Thu. Jan 2nd, 2025

South Korean officials are conducting an emergency safety investigation after 179 people died in the country’s worst-ever plane crash on Sunday.

Moments before the flight was due to land, air traffic control issued a bird strike warning – an alert about the risk of colliding with birds.

The investigation will look to confirm if a bird strike did lead to the crash, or if other factors could have been involved.

A bird strike is a collision between a bird and an aircraft in flight.

They pose a danger to planes because jet engines can lose power if birds are sucked into them.

Bird strikes are very common.

In the US, more than 19,600 wildlife strikes were reported to the Federal Aviation Administration in 2023, the majority of which involved birds.

And there were over 1,400 bird strikes in the UK in 2022, only about 100 of which affected planes, according to data from the Civil Aviation Authority.

Bird strikes are very rarely linked to fatal plane crashes.

Engines could stall or shut down if birds are sucked into them, but pilots typically have time to account for this and make an emergency landing.

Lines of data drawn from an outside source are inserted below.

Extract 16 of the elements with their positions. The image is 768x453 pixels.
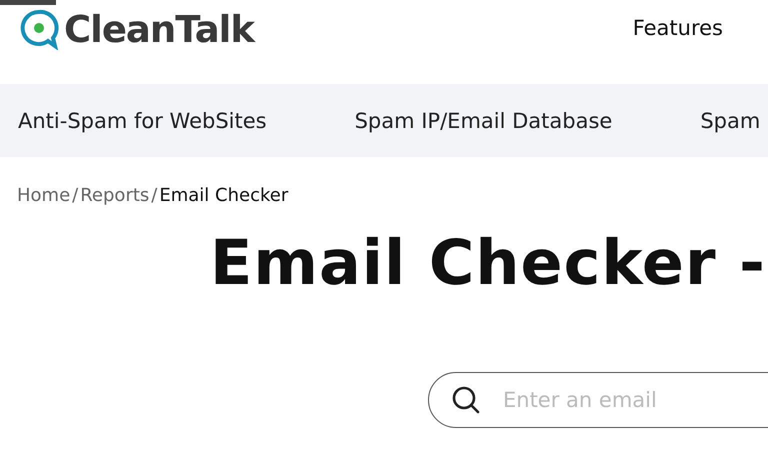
speech-bubble-icon [18, 8, 60, 50]
nav-link[interactable]: Spam [700, 108, 760, 132]
email-input[interactable]: Enter an email [501, 387, 768, 413]
search-bar[interactable]: Enter an email [428, 372, 768, 428]
nav-link[interactable]: Anti-Spam for WebSites [18, 108, 267, 132]
breadcrumb-link[interactable]: Reports [80, 185, 150, 206]
breadcrumb-separator: / [151, 185, 158, 206]
menu-link[interactable]: Features [632, 16, 723, 40]
breadcrumb-separator: / [72, 185, 78, 206]
top-edge-bar [0, 0, 56, 5]
breadcrumb-link[interactable]: Home [17, 185, 70, 206]
logo-text[interactable]: CleanTalk [64, 8, 254, 50]
search-icon [451, 385, 481, 415]
breadcrumb-link[interactable]: Email Checker [159, 185, 288, 206]
page-title: Email Checker - [210, 226, 767, 299]
nav-link[interactable]: Spam IP/Email Database [354, 108, 612, 132]
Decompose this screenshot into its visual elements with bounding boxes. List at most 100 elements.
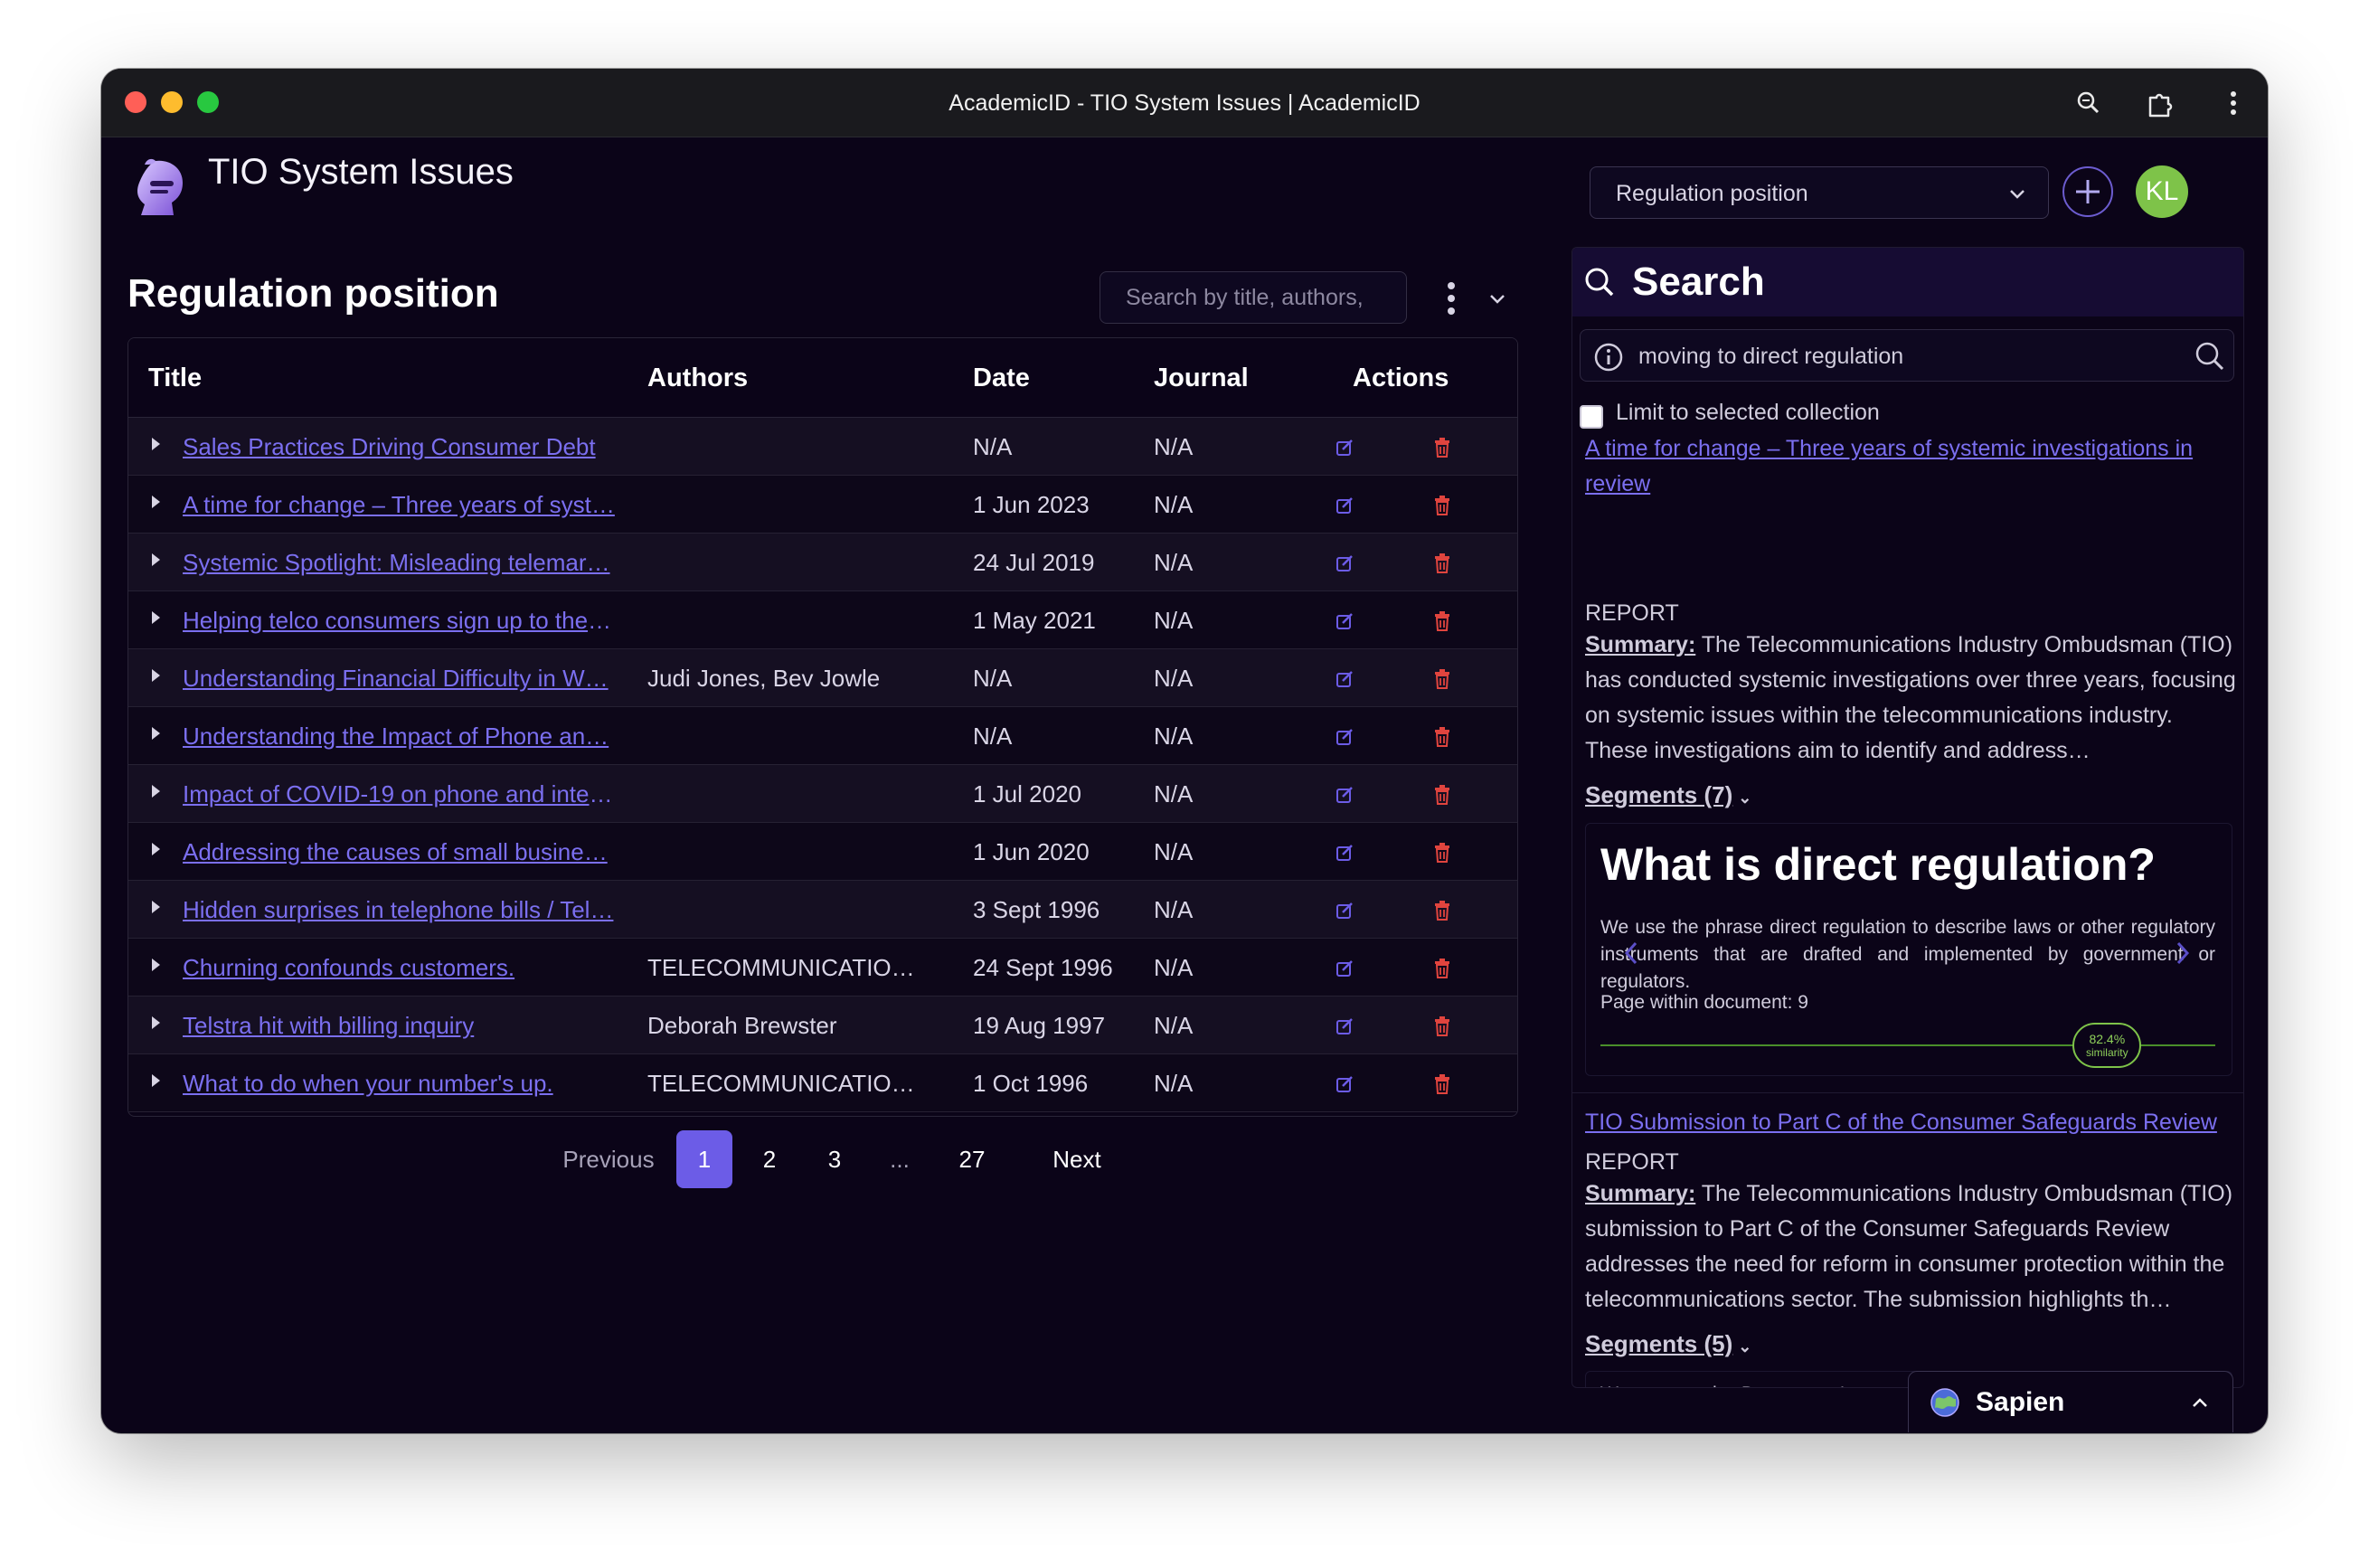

Pilots are trained to be especially vigilant during the early morning or at sunset, when birds are most active, according to aviation expert Professor Doug Drury, writing in an article for The Conversation this summer.

But deadly accidents involving bird strikes do happen.

Between 1988 and 2023, some 76 people died in the US after planes collided with wildlife, according to the FAA.

One notable incident is a 1995 crash near an Air Force base in Alaska. Some 24 Canadian and American airmen were killed after an aircraft collided with a flock of geese.

A bird strike also caused the famous “Miracle on the Hudson” incident in 2009, when an Airbus plane ditched onto New York’s Hudson River after colliding with a flock of geese. All 155 passengers and crew survived.

The events were dramatised in the 2016 film Sully, which starred Tom Hanks as the plane’s captain Chesley “Sully” Sullenberger.

Officials have not confirmed whether the plane did in fact collide with any birds.

But a passenger on the flight messaged a relative, saying that a bird “was stuck in the wing” and that the plane could not land, local media reported.

Lee Jeong-hyun, the chief of the Muan fire department, said a bird strike and bad weather may have contributed to the crash – but that the exact cause was still being investigated.

Aviation expert Chris Kingswood, a pilot who has over 40 years’ experience and has flown the same type of aircraft involved in the crash, says video footage doesn’t clearly show the cause of the incident.

However, he noted the plane was without its landing gear and wasn’t using its flaps in the expected way, suggesting that “everything happened really quite quickly”.

“You would normally be forced into that kind of situation if you lose both engines,” he told the BBC. “A commercial aeroplane can fly reasonably well and safely on one engine.”

He added that altitude is crucial if a bird strike damages both engines, as pilots at low altitude would face “a huge number of decisions in a very short space of time”.

He said there is an alternative system to operate both the landing gear and flaps if the engines fail.

But according to Kingswood: “If they were at a relatively low altitude, just several thousand feet, then they’ve really got to focus on flying the aeroplane and finding somewhere safe to put it down.”

Other experts have questioned whether a bird strike alone could have caused the crash.

“A bird strike is not unusual, problems with an undercarriage are not unusual,” Geoffrey Thomas, the editor of Airline News, told Reuters.

“Bird strikes happen far more often, but typically they don’t cause the loss of an airplane by themselves,” he added.

Australian airline safety expert Geoffrey Dell told the news agency: “I’ve never seen a bird strike prevent the landing gear from being extended.”

He said a bird strike could have impacted the plane’s engines if a flock had been sucked in, but it would not have shut them down straight away, meaning pilots would have had time to deal with the situation.